ECE2016 Eposter Presentations Thyroid (non-cancer) (120 abstracts)
1Carol Davila University of Medicine and Pharmacy, Bucharest, Romania; 2St. John Emergency Hospital, Bucharest, Romania; 3C. I. Parhon Institute of Endocrinology, Bucharest, Romania.
Introduction: Hashimotos thyroiditis (HT) is a well known risk factor for thyroid lymphoma. A rapidly enlarging goiter accompanied by lymph nodes pressure on surrounding structures usually suggest the development of thyroid lymphoma.

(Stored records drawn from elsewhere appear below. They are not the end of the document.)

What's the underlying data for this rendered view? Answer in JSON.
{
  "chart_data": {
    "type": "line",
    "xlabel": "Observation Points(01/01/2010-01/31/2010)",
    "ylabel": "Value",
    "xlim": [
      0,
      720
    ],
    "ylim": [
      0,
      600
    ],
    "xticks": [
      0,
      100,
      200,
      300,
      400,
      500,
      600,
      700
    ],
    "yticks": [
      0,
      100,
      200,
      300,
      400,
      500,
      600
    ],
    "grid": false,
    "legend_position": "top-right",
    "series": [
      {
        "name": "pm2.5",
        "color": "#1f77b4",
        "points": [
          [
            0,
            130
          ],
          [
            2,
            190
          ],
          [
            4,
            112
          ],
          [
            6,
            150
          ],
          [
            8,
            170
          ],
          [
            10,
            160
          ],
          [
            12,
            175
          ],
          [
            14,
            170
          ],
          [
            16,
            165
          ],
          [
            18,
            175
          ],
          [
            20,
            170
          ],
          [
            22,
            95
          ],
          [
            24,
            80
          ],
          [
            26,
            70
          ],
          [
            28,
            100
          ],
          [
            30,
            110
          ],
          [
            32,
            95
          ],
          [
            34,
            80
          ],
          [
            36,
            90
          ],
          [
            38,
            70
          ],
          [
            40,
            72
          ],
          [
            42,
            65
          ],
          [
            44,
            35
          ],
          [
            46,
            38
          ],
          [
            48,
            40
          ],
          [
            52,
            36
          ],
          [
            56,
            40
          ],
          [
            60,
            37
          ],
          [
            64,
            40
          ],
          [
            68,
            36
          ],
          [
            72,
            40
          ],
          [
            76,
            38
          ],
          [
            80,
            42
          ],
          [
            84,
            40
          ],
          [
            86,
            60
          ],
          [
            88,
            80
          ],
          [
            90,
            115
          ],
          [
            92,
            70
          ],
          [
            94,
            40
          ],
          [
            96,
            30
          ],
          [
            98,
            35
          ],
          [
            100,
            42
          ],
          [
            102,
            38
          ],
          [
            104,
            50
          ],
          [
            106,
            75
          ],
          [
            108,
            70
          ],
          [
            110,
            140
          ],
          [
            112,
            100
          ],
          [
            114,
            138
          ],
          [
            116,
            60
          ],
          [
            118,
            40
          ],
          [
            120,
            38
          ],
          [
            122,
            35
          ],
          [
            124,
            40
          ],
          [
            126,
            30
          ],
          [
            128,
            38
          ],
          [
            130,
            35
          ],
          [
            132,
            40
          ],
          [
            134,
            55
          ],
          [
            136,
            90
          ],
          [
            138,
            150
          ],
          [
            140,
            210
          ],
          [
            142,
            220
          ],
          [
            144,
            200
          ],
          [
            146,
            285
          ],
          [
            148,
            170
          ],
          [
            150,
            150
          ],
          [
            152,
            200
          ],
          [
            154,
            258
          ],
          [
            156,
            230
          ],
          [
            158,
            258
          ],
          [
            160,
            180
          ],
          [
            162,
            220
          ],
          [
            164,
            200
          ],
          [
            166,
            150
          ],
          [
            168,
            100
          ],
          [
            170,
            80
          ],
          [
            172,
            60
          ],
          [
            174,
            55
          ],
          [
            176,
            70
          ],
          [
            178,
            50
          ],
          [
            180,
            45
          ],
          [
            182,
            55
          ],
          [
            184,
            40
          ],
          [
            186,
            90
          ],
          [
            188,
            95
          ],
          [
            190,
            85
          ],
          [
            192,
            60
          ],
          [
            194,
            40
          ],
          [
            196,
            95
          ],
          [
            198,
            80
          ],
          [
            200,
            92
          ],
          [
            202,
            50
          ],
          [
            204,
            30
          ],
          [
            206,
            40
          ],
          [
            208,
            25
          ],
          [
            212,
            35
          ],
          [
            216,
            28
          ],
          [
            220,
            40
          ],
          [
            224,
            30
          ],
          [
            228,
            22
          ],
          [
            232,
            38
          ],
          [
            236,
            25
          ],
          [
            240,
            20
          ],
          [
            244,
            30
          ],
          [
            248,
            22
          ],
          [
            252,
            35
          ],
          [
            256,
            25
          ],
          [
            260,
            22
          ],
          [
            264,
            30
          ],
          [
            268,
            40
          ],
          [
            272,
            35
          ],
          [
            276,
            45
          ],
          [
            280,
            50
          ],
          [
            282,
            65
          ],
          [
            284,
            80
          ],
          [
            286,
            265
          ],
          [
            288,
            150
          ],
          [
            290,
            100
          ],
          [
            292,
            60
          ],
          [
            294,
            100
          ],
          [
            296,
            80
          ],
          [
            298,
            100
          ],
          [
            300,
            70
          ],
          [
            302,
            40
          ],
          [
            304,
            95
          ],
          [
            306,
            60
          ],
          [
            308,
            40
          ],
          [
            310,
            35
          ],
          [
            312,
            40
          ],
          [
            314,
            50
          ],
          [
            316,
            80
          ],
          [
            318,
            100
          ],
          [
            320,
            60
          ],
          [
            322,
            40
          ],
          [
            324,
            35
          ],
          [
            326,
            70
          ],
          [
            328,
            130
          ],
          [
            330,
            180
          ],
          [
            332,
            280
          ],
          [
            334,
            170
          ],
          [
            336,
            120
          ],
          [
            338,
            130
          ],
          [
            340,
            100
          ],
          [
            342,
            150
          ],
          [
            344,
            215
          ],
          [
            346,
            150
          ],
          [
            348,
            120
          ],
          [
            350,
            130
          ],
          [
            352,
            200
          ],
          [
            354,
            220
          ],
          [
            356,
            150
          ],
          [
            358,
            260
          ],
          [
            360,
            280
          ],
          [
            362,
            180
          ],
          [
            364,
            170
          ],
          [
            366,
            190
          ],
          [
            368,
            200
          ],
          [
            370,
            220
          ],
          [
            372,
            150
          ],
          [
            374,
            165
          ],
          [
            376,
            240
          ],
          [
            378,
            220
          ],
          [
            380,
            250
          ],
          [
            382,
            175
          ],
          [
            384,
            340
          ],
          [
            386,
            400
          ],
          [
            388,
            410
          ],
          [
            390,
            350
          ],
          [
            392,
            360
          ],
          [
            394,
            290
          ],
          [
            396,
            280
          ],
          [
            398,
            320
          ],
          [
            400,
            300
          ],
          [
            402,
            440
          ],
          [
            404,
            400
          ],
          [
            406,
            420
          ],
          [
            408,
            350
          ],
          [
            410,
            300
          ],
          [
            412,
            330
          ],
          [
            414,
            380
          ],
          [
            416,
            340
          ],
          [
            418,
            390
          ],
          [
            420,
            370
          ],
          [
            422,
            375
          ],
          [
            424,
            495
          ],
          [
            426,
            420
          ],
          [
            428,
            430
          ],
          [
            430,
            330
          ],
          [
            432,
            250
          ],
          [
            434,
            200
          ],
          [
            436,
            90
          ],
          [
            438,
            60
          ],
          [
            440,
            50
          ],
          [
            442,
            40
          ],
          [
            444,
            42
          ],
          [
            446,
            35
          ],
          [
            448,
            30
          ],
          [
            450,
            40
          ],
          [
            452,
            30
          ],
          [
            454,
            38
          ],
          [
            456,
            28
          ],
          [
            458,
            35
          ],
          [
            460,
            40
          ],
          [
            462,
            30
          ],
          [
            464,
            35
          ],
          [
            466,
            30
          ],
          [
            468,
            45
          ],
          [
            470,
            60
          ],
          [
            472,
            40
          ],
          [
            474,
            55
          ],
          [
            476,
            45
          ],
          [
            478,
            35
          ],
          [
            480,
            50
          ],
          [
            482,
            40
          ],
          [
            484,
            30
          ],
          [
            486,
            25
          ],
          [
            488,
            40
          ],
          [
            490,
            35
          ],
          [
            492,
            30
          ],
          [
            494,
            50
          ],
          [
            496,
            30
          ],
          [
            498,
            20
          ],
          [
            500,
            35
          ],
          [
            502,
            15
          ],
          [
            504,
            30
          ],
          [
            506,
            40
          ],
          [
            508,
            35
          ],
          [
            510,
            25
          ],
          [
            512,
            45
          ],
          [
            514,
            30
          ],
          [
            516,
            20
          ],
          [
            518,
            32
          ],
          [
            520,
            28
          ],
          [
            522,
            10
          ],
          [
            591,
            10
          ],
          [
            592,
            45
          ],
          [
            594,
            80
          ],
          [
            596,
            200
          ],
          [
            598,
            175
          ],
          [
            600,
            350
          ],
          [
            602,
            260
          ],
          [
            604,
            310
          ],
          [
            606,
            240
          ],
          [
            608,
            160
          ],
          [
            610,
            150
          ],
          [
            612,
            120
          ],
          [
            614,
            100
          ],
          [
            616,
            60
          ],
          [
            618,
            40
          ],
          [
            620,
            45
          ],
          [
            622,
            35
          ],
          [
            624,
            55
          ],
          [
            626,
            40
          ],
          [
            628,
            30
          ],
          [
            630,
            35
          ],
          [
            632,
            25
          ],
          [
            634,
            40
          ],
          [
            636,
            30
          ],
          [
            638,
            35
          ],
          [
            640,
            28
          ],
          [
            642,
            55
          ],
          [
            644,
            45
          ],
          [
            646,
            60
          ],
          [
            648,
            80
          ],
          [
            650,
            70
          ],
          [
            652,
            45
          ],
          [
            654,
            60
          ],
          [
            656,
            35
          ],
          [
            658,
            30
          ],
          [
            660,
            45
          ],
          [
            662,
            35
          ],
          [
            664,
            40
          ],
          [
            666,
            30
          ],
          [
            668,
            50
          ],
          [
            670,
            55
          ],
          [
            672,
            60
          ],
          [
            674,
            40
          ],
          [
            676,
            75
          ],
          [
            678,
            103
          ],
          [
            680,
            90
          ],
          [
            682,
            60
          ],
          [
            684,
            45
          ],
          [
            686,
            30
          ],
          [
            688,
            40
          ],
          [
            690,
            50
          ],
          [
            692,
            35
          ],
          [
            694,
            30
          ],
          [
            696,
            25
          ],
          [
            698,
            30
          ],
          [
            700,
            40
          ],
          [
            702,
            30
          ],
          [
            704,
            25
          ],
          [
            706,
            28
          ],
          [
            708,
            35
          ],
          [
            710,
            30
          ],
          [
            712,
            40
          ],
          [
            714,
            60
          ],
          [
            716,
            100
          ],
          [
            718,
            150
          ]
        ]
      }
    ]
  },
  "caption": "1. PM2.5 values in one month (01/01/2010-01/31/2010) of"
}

Case report: An 85 years old hypertensive women presented for a massive goiter extending from the lower jaw to clavicle which increased in size for the last 5 months. She also complained of dysphagia, hoarseness and shortness of breath. Two previous computed tomographies (CT) showed a huge diffuse goiter progressively narrowing the cervical trachea and cervical and mediastinal grossly enlarged lymph nodes. A suspicious cervical lymph node was removed and the pathology report suggested a small B-cell non-Hodgkin lymphoma. However, the immunohistochemistry was in favour of a nonspecific lymphadenitis. In our clinic the cervical CT confirmed the massive diffuse goiter, at least 32 by 53 by 89 mm per lobe. The goiter was intensely hypoechoic on ultrasound suggesting HT or thyroid lymphoma. Thyroperoxidase and thyroglobulin antibodies were strongly positive (over 1000 UI/ml and 3000 UI/ml respectively) but the thyroid function was almost normal (thyroid stimulating hormone was 4.9 mU/l). Serum calcitonin was 2.2 pg/ml. An open thyroid biopsy was performed and the pathology indicated HT. No treatment was started and after 2 months the goiter was still increasing in size but with widening of the trachea and relieve of symptoms. The autoimmunity was similar and the thyroid function continued to be normal.
Conclusions: Hypertrophic HT can clinically and imagistically mimic thyroid lymphoma. An open biopsy of the thyroid may be required in these cases.